At 22 I leave Germany to make my life in a new language that isn’t burdened by shame. American English comforts me. Its sounds roll self-assuredly, leisurely, and promise freedom, humor, peace of mind. I move to Amherst, MA, where I study representations of the Holocaust with a Jewish professor. His letter of acceptance is my entry ticket to the land of my dreams. He is entirely too handsome – and Jewish – for me to feel comfortable around him. My need to impress hinders my ability to participate, and while I had great plans of bringing Jews and Germans together across the rupture created by the Holocaust my shame is too great.
While at UMass I befriend a lively Israeli woman who runs the Jewish community center. She tells me about devouring Nietzsche while training for the Army in the mountains of Israel. We share a love of poetry and nature. And for the first time I feel the warmth of truly being seen and accepted for who I am – by someone whose verdict matters most to me, a Jew.
I later move to NYC where, without vacation time, savings or even health insurance, my favorite thing becomes riding the ferry to Staten Island. After I get there I turn right around and ride back. It's the trip that matters, right past my favorite statue, Lady Liberty, Mother of Exiles. I stand on the North side of the boat and gaze at her, just her and me, like mother and daughter. I whisper Emma Lazarus' poem, "give me your tired, your poor, your huddled masses yearning to breathe free,” and feel the reality of my own dream.
I don't feel German anymore.

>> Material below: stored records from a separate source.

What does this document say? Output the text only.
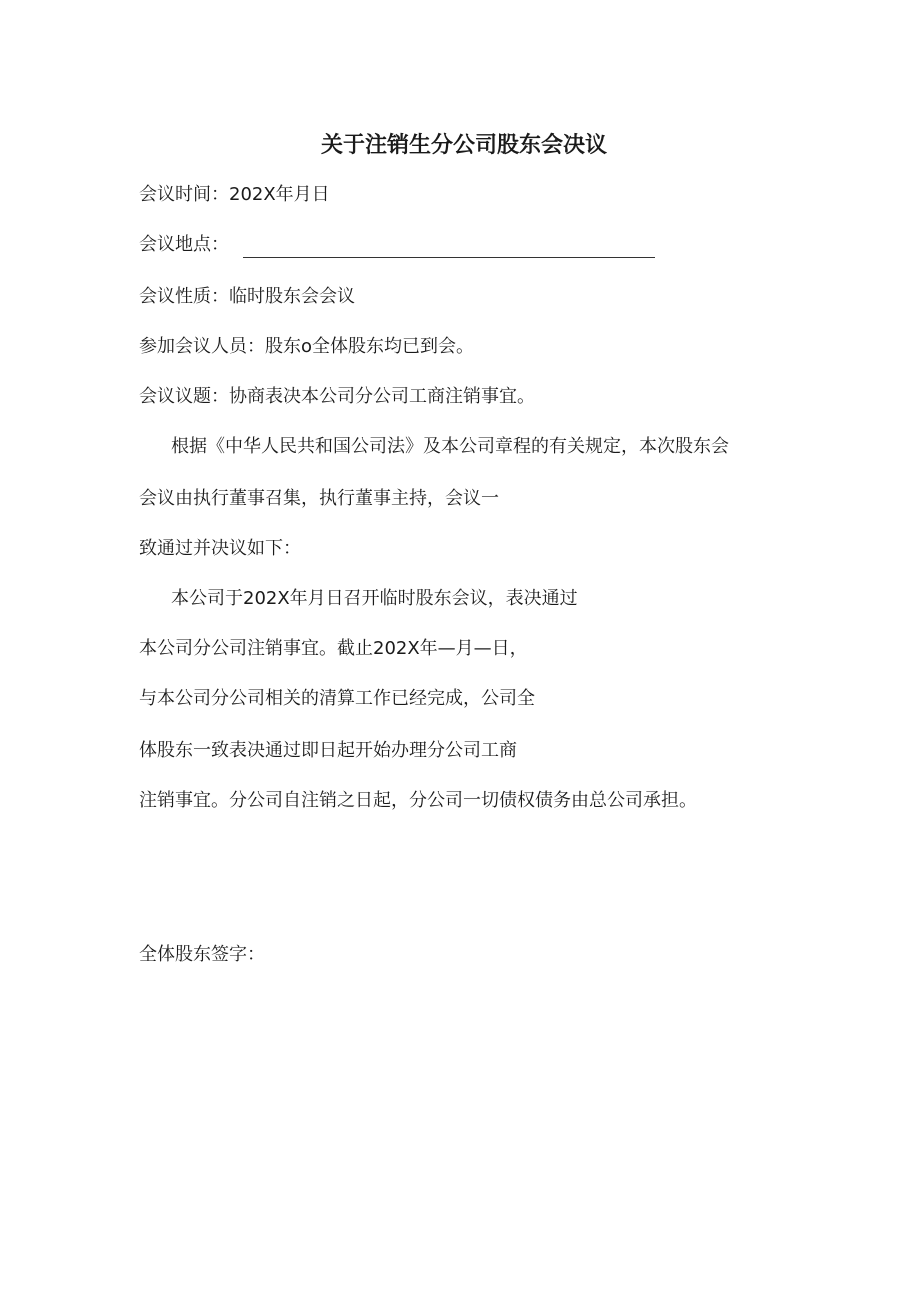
关于注销生分公司股东会决议
会议时间：202X年月日
会议地点：
会议性质：临时股东会会议
参加会议人员：股东o全体股东均已到会。
会议议题：协商表决本公司分公司工商注销事宜。
根据《中华人民共和国公司法》及本公司章程的有关规定，本次股东会
会议由执行董事召集，执行董事主持，会议一
致通过并决议如下：
本公司于202X年月日召开临时股东会议，表决通过
本公司分公司注销事宜。截止202X年—月—日，
与本公司分公司相关的清算工作已经完成，公司全
体股东一致表决通过即日起开始办理分公司工商
注销事宜。分公司自注销之日起，分公司一切债权债务由总公司承担。
全体股东签字：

I don't feel American either. After my daughter is born, I am unable to speak German to her. It's as if I'm learning English all over again with her. The nursery rhymes I didn't grow up with, the new and deeper meaning of "I love you". People remind me of how children who grow up bi-lingual have such an advantage, yet I can't do it. The language of my own childhood doesn't want to come out. I try to say "I love you" in German, ich liebe dich, but it feels strange. Not to mention my self-consciousness on the playground. So she and I stick to English and babbling. I'm a mother who speaks English and a daughter who speaks German.
I relish crossing the street when the light is red. Occasionally I need to be late to work or meetings because Germans are always on time. I forge expiration dates on student ID's and hiking passes just for the thrill of being a rebel. There are so many German stereotypes I'm trying to shed, although some of them - aloofness, lack of tact - stick like burrs even in my intimate relationships.
But there's one thing that I'll never shed, the fact that I don't like uniforms, flags or any display of patriotism. When my daughter has to recite the pledge of allegiance in school before she can even read, I bristle. It makes me uneasy to see people rise when the national anthem is played. I feel like I know where it can lead, feel the potential for danger, also in this country. Especially after 9/11 the jingoist rhetoric in the news is sickening. I think of how quickly virtue can become vice and pride become arrogance. In a powerful nation such as this one, with its halo of innocence...it can all happen again, can't it?